Star Trek - Enterprise - seria 3
#121
Napisano 01.06.2004 - |08:14|
buuuuuuuu - tak określe ostatniego entka .....
Z nadzieją przystapiłem wczoraj, po morderczym dniu w szkole, do ogladania, no niby rozpoczyna sie obiecojąco ale potem jakby traci swój wigor i dynamikę....

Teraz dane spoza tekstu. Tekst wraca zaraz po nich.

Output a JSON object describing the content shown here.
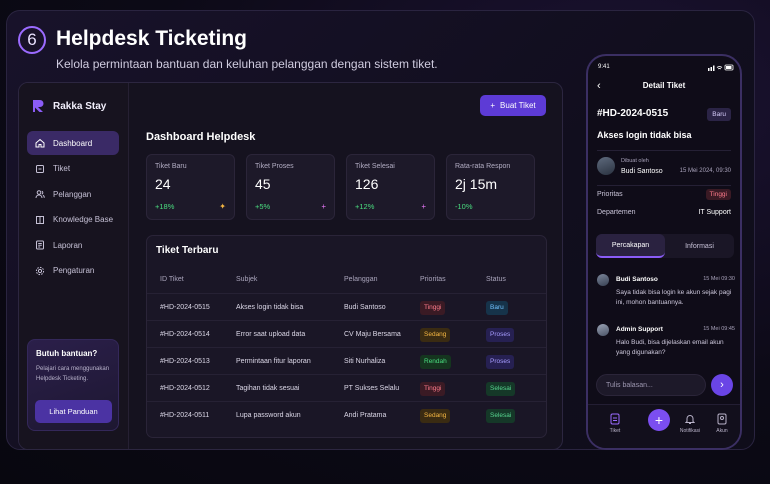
{
  "header": {
    "step_number": "6",
    "title": "Helpdesk Ticketing",
    "subtitle": "Kelola permintaan bantuan dan keluhan pelanggan dengan sistem tiket."
  },
  "colors": {
    "accent": "#5d3bd6",
    "positive": "#4ade80",
    "danger": "#ff7b8b",
    "warning": "#f5b642"
  },
  "sidebar": {
    "brand": "Rakka Stay",
    "items": [
      {
        "label": "Dashboard",
        "icon": "home-icon",
        "active": true
      },
      {
        "label": "Tiket",
        "icon": "ticket-icon"
      },
      {
        "label": "Pelanggan",
        "icon": "users-icon"
      },
      {
        "label": "Knowledge Base",
        "icon": "book-icon"
      },
      {
        "label": "Laporan",
        "icon": "report-icon"
      },
      {
        "label": "Pengaturan",
        "icon": "gear-icon"
      }
    ],
    "help": {
      "title": "Butuh bantuan?",
      "description": "Pelajari cara menggunakan Helpdesk Ticketing.",
      "button": "Lihat Panduan"
    }
  },
  "main": {
    "create_button": "Buat Tiket",
    "title": "Dashboard Helpdesk",
    "stats": [
      {
        "label": "Tiket Baru",
        "value": "24",
        "change": "+18%"
      },
      {
        "label": "Tiket Proses",
        "value": "45",
        "change": "+5%"
      },
      {
        "label": "Tiket Selesai",
        "value": "126",
        "change": "+12%"
      },
      {
        "label": "Rata-rata Respon",
        "value": "2j 15m",
        "change": "-10%"
      }
    ],
    "tickets": {
      "title": "Tiket Terbaru",
      "columns": [
        "ID Tiket",
        "Subjek",
        "Pelanggan",
        "Prioritas",
        "Status"
      ],
      "rows": [
        {
          "id": "#HD-2024-0515",
          "subject": "Akses login tidak bisa",
          "customer": "Budi Santoso",
          "priority": "Tinggi",
          "status": "Baru"
        },
        {
          "id": "#HD-2024-0514",
          "subject": "Error saat upload data",
          "customer": "CV Maju Bersama",
          "priority": "Sedang",
          "status": "Proses"
        },
        {
          "id": "#HD-2024-0513",
          "subject": "Permintaan fitur laporan",
          "customer": "Siti Nurhaliza",
          "priority": "Rendah",
          "status": "Proses"
        },
        {
          "id": "#HD-2024-0512",
          "subject": "Tagihan tidak sesuai",
          "customer": "PT Sukses Selalu",
          "priority": "Tinggi",
          "status": "Selesai"
        },
        {
          "id": "#HD-2024-0511",
          "subject": "Lupa password akun",
          "customer": "Andi Pratama",
          "priority": "Sedang",
          "status": "Selesai"
        }
      ]
    }
  },
  "phone": {
    "time": "9:41",
    "title": "Detail Tiket",
    "ticket_id": "#HD-2024-0515",
    "status": "Baru",
    "subject": "Akses login tidak bisa",
    "created_label": "Dibuat oleh",
    "author": "Budi Santoso",
    "created_date": "15 Mei 2024, 09:30",
    "priority_label": "Prioritas",
    "priority_value": "Tinggi",
    "department_label": "Departemen",
    "department_value": "IT Support",
    "tabs": [
      "Percakapan",
      "Informasi"
    ],
    "messages": [
      {
        "name": "Budi Santoso",
        "time": "15 Mei 09:30",
        "text": "Saya tidak bisa login ke akun sejak pagi ini, mohon bantuannya."
      },
      {
        "name": "Admin Support",
        "time": "15 Mei 09:45",
        "text": "Halo Budi, bisa dijelaskan email akun yang digunakan?"
      }
    ],
    "input_placeholder": "Tulis balasan...",
    "nav": [
      {
        "label": "Tiket",
        "icon": "ticket-icon"
      },
      {
        "label": "Notifikasi",
        "icon": "bell-icon"
      },
      {
        "label": "Akun",
        "icon": "user-icon"
      }
    ]
  }
}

To zacznę wytykanie minusów
- Entek leci sobie do kuli i tam bam zli obcy (moze to gatunek 8472, nie wiem ale pewnie nie ale moze jacys sąsiedzi od nich albo kuzyni) postanawiają przeszkodzic Entkowi w zniszczeniu kul i w tym celu zwiększaja działanie anomali wokół kuli .... Ale nasz dzielny doktorek syntezuje jakis preparat który wpuszcza do obiegu powietrza (?) Entka. niestety nasz super doktorek nie wymyślił zabezpieczenia przed "rozlatywaniem sie skóry". Ale nie ma sie co przejmować po jednym dniu wszyscy i tak sie wyleczyli.
- w tym samym momencie dowiadujemy sie, ze Entek ma morderczy deflektor który o ile mi wiadomo nigdy nie był używany ale co najciekawsze ma moc porównywalną z Voyagerem czy innymi Federacyjnymi okrętami z późniejszych czasów ....
- źli obcy powinni by przeszkodzic uderzyc na mostek a nie jak barany wszyscy polecieli do maszynowni - absurd, z taktycznego punktu widzenia mając za soba efekt zaskoczenia uderzaja i na maszynownie i na mostek róznocześnie - przynajmniej ja bym to tak zaplanował
Przejdzmy teraz do przygód Archera ....
- leci sobie małym stateczkiem Degry, meczy biedną Hoshi a ona nie za bardzo chce współpracowac, do tego Malcolm i jego wywody, że to moze zabic Hoski .... bueeee taka ranna to ona nie jest skoro potem na kuli pomaga Archerowi i porusza sie i zachowuje jakby nic ja nie bolało ....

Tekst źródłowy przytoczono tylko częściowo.